From b686f667275f473456407c5454704d779dfbdd9d Mon Sep 17 00:00:00 2001
From: Nicolas Patry <patry.nicolas@protonmail.com>
Date: Mon, 1 Jul 2024 16:16:21 +0000
Subject: [PATCH] Fixing Mi{s,x}tral (non functional in Flash Decoding mode
 though).

---
 server/text_generation_server/layers/attention/common.py   | 7 +++++--
 .../models/custom_modeling/flash_mistral_modeling.py       | 5 +++--
 .../models/custom_modeling/flash_mixtral_modeling.py       | 4 ++--
 3 files changed, 10 insertions(+), 6 deletions(-)
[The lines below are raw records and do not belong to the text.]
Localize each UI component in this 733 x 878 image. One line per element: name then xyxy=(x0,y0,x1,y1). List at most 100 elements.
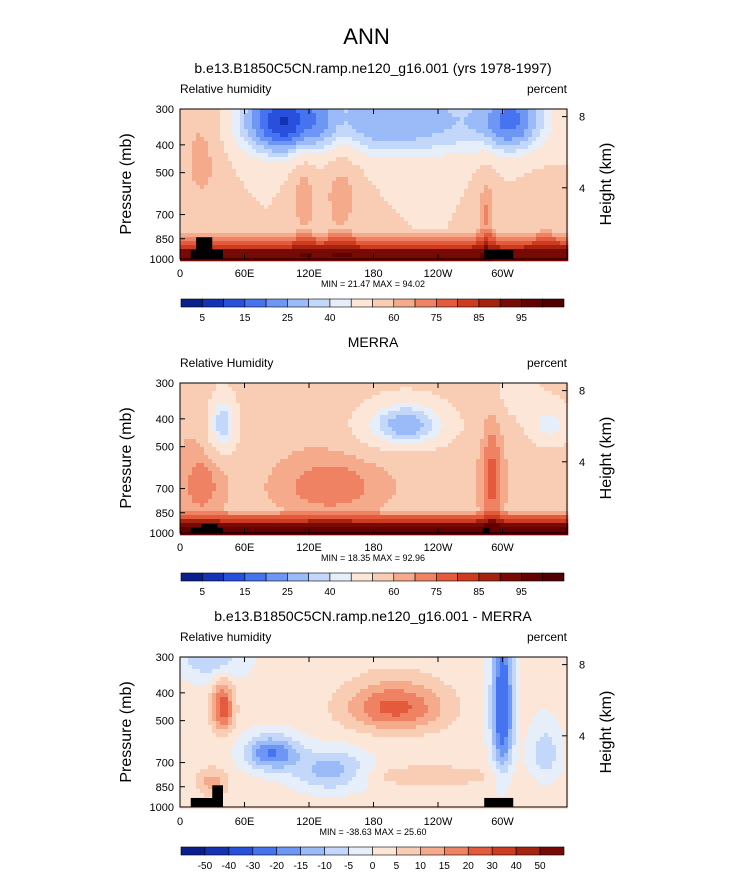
heatmap-cell xyxy=(460,169,464,173)
heatmap-cell xyxy=(228,125,232,129)
heatmap-cell xyxy=(456,121,460,125)
heatmap-cell xyxy=(484,181,488,185)
heatmap-cell xyxy=(268,407,272,411)
heatmap-cell xyxy=(260,253,264,257)
heatmap-cell xyxy=(240,133,244,137)
heatmap-cell xyxy=(440,205,444,209)
heatmap-cell xyxy=(464,121,468,125)
heatmap-cell xyxy=(224,253,228,257)
heatmap-cell xyxy=(220,399,224,403)
heatmap-cell xyxy=(372,205,376,209)
heatmap-cell xyxy=(368,249,372,253)
heatmap-cell xyxy=(528,427,532,431)
heatmap-cell xyxy=(324,193,328,197)
heatmap-cell xyxy=(328,205,332,209)
heatmap-cell xyxy=(540,427,544,431)
heatmap-cell xyxy=(424,193,428,197)
heatmap-cell xyxy=(316,395,320,399)
heatmap-cell xyxy=(460,109,464,113)
heatmap-cell xyxy=(420,149,424,153)
heatmap-cell xyxy=(516,165,520,169)
heatmap-cell xyxy=(288,249,292,253)
heatmap-cell xyxy=(548,205,552,209)
heatmap-cell xyxy=(220,245,224,249)
heatmap-cell xyxy=(380,415,384,419)
heatmap-cell xyxy=(380,137,384,141)
colorbar-box xyxy=(309,299,330,307)
heatmap-cell xyxy=(284,181,288,185)
heatmap-cell xyxy=(496,181,500,185)
heatmap-cell xyxy=(236,213,240,217)
heatmap-cell xyxy=(504,153,508,157)
heatmap-cell xyxy=(516,125,520,129)
heatmap-cell xyxy=(180,193,184,197)
heatmap-cell xyxy=(440,391,444,395)
heatmap-cell xyxy=(516,217,520,221)
heatmap-cell xyxy=(272,391,276,395)
heatmap-cell xyxy=(332,205,336,209)
heatmap-cell xyxy=(496,197,500,201)
heatmap-cell xyxy=(516,161,520,165)
heatmap-cell xyxy=(516,399,520,403)
heatmap-cell xyxy=(456,173,460,177)
heatmap-cell xyxy=(360,241,364,245)
heatmap-cell xyxy=(556,399,560,403)
heatmap-cell xyxy=(452,113,456,117)
heatmap-cell xyxy=(316,181,320,185)
heatmap-cell xyxy=(372,213,376,217)
heatmap-cell xyxy=(432,423,436,427)
heatmap-cell xyxy=(492,205,496,209)
heatmap-cell xyxy=(368,411,372,415)
heatmap-cell xyxy=(452,245,456,249)
heatmap-cell xyxy=(552,173,556,177)
heatmap-cell xyxy=(356,177,360,181)
heatmap-cell xyxy=(216,153,220,157)
heatmap-cell xyxy=(312,121,316,125)
heatmap-cell xyxy=(500,137,504,141)
heatmap-cell xyxy=(304,403,308,407)
heatmap-cell xyxy=(380,209,384,213)
heatmap-cell xyxy=(308,141,312,145)
heatmap-cell xyxy=(296,129,300,133)
heatmap-cell xyxy=(448,225,452,229)
heatmap-cell xyxy=(184,229,188,233)
heatmap-cell xyxy=(400,395,404,399)
heatmap-cell xyxy=(376,229,380,233)
heatmap-cell xyxy=(388,185,392,189)
heatmap-cell xyxy=(436,125,440,129)
heatmap-cell xyxy=(440,233,444,237)
heatmap-cell xyxy=(316,185,320,189)
heatmap-cell xyxy=(348,209,352,213)
heatmap-cell xyxy=(232,229,236,233)
heatmap-cell xyxy=(376,185,380,189)
heatmap-cell xyxy=(504,213,508,217)
heatmap-cell xyxy=(384,209,388,213)
heatmap-cell xyxy=(228,189,232,193)
heatmap-cell xyxy=(332,189,336,193)
heatmap-cell xyxy=(344,253,348,257)
heatmap-cell xyxy=(520,185,524,189)
heatmap-cell xyxy=(548,193,552,197)
heatmap-cell xyxy=(356,225,360,229)
heatmap-cell xyxy=(292,201,296,205)
heatmap-cell xyxy=(208,177,212,181)
heatmap-cell xyxy=(288,383,292,387)
heatmap-cell xyxy=(348,145,352,149)
heatmap-cell xyxy=(556,145,560,149)
heatmap-cell xyxy=(256,427,260,431)
heatmap-cell xyxy=(400,153,404,157)
heatmap-cell xyxy=(460,209,464,213)
heatmap-cell xyxy=(520,221,524,225)
heatmap-cell xyxy=(296,403,300,407)
heatmap-cell xyxy=(404,407,408,411)
heatmap-cell xyxy=(204,205,208,209)
heatmap-cell xyxy=(388,189,392,193)
heatmap-cell xyxy=(544,181,548,185)
heatmap-cell xyxy=(332,407,336,411)
heatmap-cell xyxy=(404,173,408,177)
heatmap-cell xyxy=(396,141,400,145)
heatmap-cell xyxy=(496,137,500,141)
heatmap-cell xyxy=(380,213,384,217)
heatmap-cell xyxy=(324,423,328,427)
heatmap-cell xyxy=(516,403,520,407)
diff --git a/server/text_generation_server/layers/attention/common.py b/server/text_generation_server/layers/attention/common.py
index ca74bdc2..a481b9f0 100644
--- a/server/text_generation_server/layers/attention/common.py
+++ b/server/text_generation_server/layers/attention/common.py
@@ -11,6 +11,9 @@ class Seqlen:
     cu_seqlen_k: Optional[torch.Tensor]
 
     def __init__(self, input_lengths):
+        self.set_input_lengths(input_lengths)
+
+    def set_input_lengths(self, input_lengths):
         self.input_lengths = input_lengths
         if FLASH_DECODING:
             device = self.input_lengths.device
@@ -20,8 +23,8 @@ class Seqlen:
                 device=device,
                 dtype=torch.int32,
             )
-            cu_seqlen_k = torch.empty(shape[-1] + 1, device=device, dtype=torch.int32)
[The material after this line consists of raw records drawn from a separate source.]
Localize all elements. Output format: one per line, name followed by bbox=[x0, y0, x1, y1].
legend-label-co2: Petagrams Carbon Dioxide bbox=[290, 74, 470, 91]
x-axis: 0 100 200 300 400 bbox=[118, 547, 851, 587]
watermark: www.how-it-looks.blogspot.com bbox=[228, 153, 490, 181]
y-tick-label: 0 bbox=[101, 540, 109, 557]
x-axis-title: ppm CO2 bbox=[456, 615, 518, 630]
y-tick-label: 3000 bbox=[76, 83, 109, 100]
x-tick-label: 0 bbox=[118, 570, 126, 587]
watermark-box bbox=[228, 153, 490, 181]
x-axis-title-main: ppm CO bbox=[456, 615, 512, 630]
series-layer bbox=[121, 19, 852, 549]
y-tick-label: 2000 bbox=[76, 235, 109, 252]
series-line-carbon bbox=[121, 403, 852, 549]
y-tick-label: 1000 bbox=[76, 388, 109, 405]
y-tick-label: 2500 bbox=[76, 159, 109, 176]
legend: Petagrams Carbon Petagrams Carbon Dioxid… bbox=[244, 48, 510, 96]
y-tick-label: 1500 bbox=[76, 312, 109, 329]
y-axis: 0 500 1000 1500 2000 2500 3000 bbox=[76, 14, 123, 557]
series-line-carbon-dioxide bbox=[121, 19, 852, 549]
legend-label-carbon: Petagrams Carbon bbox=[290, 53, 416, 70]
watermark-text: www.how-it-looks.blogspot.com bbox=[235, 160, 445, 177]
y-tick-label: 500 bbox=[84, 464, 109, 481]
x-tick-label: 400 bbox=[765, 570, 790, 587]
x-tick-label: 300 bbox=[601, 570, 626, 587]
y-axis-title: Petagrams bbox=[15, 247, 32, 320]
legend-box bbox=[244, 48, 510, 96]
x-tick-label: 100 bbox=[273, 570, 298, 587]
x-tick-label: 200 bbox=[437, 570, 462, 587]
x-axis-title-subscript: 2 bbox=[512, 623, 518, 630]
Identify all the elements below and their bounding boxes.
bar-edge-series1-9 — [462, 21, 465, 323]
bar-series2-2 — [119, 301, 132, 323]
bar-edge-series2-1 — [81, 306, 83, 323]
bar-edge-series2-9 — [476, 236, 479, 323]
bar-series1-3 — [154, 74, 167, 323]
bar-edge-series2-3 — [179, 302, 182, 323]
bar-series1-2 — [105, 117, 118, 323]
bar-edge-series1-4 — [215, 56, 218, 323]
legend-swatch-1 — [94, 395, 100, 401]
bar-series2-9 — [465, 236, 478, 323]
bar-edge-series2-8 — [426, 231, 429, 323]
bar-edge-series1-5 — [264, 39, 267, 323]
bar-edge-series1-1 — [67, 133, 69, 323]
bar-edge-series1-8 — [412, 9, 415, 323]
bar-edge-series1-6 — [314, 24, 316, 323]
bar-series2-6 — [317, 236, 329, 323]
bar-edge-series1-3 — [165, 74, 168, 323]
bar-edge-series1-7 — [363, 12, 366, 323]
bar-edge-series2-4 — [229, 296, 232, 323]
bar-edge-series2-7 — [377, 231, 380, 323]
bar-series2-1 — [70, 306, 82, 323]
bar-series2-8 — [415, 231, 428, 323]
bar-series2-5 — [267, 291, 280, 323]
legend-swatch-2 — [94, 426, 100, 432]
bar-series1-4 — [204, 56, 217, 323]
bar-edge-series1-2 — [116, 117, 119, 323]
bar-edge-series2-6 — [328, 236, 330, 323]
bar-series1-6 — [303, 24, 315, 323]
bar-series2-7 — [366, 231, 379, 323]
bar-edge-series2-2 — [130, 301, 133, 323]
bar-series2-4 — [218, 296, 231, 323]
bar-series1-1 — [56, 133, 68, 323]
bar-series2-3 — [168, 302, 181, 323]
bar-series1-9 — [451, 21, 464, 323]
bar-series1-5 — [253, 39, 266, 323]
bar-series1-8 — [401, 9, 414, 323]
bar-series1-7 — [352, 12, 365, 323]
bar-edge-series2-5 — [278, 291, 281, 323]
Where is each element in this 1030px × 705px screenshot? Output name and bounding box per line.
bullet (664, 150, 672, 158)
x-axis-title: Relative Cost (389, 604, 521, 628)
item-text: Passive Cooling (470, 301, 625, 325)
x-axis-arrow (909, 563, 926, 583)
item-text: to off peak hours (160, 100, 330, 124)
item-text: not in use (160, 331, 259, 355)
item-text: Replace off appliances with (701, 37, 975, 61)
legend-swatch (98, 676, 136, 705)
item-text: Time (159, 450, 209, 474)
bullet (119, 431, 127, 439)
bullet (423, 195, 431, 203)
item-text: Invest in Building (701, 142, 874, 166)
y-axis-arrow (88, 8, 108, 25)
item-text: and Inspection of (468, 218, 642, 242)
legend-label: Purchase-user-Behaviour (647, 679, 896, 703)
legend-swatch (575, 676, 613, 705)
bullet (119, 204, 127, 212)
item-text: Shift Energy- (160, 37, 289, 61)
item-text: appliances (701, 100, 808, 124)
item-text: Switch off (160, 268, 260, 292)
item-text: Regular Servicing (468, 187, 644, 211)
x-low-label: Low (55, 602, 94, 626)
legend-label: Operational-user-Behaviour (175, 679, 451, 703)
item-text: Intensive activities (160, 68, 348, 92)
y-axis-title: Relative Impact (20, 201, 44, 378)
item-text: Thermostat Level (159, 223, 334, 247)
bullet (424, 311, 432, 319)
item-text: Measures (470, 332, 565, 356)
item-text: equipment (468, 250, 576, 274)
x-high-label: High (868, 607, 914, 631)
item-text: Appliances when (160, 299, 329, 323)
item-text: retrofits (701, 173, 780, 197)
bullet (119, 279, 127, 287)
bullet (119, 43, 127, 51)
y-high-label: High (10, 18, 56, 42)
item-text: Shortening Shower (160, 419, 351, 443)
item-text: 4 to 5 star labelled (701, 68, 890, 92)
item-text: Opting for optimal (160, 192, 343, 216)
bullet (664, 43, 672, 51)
-            cu_seqlen_k[0] = 0
+            cu_seqlen_k = torch.zeros(shape[-1] + 1, device=device, dtype=torch.int32)
+            # cu_seqlen_k[0] = 0
             torch.cumsum(self.input_lengths, -1, out=cu_seqlen_k[1:])
 
             self.cu_seqlen_q = cu_seqlen_q
diff --git a/server/text_generation_server/models/custom_modeling/flash_mistral_modeling.py b/server/text_generation_server/models/custom_modeling/flash_mistral_modeling.py
index 51d9da44..0e73f48d 100644
--- a/server/text_generation_server/models/custom_modeling/flash_mistral_modeling.py
+++ b/server/text_generation_server/models/custom_modeling/flash_mistral_modeling.py
@@ -28,6 +28,7 @@ from typing import Optional, List, Tuple
 
 from text_generation_server.utils.import_utils import SYSTEM
 from text_generation_server.layers.attention import (
+    Seqlen,
     paged_attention,
     attention,
     reshape_and_cache,
@@ -512,8 +513,8 @@ class FlashMistralForCausalLM(torch.nn.Module):
         elif self.max_past is not None:
             # Clamp in decode mode as paged attention requires clamped values whereas the flash attention
             # kernel requires the true values
-            input_lengths.input_lengths = torch.clamp(
-                input_lengths.input_lengths, max=self.max_past_tensor
+            input_lengths = Seqlen(
+                torch.clamp(input_lengths.input_lengths, max=self.max_past_tensor)
             )
 
         inputs_embeds = self.embed_tokens(input_ids)
diff --git a/server/text_generation_server/models/custom_modeling/flash_mixtral_modeling.py b/server/text_generation_server/models/custom_modeling/flash_mixtral_modeling.py
index 3395e627..540139c3 100644
--- a/server/text_generation_server/models/custom_modeling/flash_mixtral_modeling.py
+++ b/server/text_generation_server/models/custom_modeling/flash_mixtral_modeling.py
@@ -647,8 +647,8 @@ class FlashMixtralForCausalLM(torch.nn.Module):
         elif self.max_past is not None:
             # Clamp in decode mode as paged attention requires clamped values whereas the flash attention
             # kernel requires the true values
-            input_lengths.input_lengths = torch.clamp(
-                input_lengths.input_lengths, max=self.max_past_tensor
+            input_lengths = Seqlen(
+                torch.clamp(input_lengths.input_lengths, max=self.max_past_tensor)
             )
 
         hidden_states = self.model(